Quindi è necessario dare più spazio alle donne in questi settori, stimolando l’accesso scolastico a queste aree di studio. Innanzitutto, contrastando, a partire da famiglia e scuola, condizionamenti sociali e pregiudizi di genere che scoraggiano le ragazze a orientarsi verso lo studio di discipline STEM. Inoltre, bisogna vigilare perché nelle aziende e nelle funzioni del comparto tecnologico, si combatta le discriminazioni di genere che oggi sono molto frequenti, spingendo tante donne ad abbandonare le carriere in quegli ambiti. La differenza tra la retribuzione di uomini e donne a parità di ruolo e di mansione, occupa un posto importantissimo nella lotta al gender gap.

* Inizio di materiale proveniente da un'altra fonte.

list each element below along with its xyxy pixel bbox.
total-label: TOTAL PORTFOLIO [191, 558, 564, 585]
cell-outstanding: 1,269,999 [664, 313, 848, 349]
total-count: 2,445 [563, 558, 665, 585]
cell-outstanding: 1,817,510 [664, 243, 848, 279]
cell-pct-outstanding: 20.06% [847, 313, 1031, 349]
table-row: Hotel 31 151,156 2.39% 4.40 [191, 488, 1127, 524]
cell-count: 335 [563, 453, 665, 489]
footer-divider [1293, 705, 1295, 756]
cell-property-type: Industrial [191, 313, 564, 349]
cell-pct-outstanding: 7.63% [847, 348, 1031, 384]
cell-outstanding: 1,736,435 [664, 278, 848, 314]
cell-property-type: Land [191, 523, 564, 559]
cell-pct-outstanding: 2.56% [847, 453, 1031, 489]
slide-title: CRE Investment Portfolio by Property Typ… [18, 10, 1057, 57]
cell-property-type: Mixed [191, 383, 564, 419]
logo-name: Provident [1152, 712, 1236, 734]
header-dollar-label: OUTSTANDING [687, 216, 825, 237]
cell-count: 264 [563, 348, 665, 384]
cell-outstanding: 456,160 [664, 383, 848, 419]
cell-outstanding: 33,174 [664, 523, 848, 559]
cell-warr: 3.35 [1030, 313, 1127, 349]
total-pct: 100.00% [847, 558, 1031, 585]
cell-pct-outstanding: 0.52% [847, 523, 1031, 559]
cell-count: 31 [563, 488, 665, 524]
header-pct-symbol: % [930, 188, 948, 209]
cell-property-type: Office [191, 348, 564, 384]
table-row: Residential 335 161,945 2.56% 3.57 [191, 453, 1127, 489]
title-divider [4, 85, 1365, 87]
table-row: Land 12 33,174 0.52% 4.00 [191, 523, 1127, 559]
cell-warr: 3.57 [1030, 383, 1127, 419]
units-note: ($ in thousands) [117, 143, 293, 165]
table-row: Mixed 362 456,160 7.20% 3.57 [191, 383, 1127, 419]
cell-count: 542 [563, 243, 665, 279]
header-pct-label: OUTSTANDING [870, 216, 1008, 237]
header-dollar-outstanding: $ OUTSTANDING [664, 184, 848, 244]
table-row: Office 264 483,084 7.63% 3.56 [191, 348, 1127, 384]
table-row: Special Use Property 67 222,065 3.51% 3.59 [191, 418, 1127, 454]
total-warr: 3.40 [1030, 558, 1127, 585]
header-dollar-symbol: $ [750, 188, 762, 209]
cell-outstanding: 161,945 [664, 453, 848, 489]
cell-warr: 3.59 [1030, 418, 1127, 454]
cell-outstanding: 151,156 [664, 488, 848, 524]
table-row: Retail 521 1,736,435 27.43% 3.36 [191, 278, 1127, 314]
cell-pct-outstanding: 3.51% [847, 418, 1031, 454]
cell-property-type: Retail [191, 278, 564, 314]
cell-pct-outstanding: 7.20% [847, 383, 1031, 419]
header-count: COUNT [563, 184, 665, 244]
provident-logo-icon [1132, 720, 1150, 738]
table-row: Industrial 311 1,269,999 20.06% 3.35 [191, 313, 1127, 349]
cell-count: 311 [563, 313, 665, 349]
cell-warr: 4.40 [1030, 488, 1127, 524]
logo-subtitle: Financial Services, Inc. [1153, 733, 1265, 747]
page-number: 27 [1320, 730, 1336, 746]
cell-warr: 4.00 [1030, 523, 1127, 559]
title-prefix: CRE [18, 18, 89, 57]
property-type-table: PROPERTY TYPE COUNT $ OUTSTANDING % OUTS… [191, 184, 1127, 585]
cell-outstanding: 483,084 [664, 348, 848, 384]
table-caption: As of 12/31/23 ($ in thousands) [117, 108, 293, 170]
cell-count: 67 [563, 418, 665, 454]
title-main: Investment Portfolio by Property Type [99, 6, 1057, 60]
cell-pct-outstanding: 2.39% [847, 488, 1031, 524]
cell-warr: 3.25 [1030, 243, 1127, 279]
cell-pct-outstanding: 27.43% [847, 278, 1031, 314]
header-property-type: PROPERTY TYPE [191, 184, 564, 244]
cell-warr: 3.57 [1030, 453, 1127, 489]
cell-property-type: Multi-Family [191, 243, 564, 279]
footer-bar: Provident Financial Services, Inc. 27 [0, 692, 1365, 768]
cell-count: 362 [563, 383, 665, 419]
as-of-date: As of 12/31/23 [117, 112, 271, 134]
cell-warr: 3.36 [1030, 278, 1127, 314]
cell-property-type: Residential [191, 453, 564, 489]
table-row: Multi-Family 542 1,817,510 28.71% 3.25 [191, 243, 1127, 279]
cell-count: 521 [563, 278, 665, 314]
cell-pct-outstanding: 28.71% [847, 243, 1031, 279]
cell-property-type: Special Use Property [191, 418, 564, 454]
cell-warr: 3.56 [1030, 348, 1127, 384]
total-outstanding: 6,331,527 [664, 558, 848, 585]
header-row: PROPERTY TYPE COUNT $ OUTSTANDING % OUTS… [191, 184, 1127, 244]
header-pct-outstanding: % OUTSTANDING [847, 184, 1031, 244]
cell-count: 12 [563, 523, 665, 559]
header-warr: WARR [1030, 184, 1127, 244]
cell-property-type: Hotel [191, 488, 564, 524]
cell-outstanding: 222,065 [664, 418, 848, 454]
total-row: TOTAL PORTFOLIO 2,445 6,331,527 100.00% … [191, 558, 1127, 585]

Dalla Redazione Finanza del sito “Finanza.com” riprendo questi interessanti dati: “L’Italia si colloca al sesto posto della classifica sul gender pay gap. In particolare, il Belpaese ha il quarto gender pay gap più basso in generale al 4,2%, ma un costo della vita meno accessibile a 755,38 euro al mese. Tuttavia, spiegano gli esperti, con un tasso di disoccupazione dell’8,1% secondo i più recenti dati Istat e un 42,6% di mamme tra i 25 e i 54 anni non occupate, l’Italia dimostra di avere ancora molta strada da fare per arrivare alla parità di genere”.

Detto questo, credo che il percorso per arrivare ad una discreta parità di genere in ogni campo sociale, economico, lavorativo nella nostra società sia ancora molto lungo. Termino questo intervento pensando che dire “Prima le donne” sia la cosa più giusta e intelligente.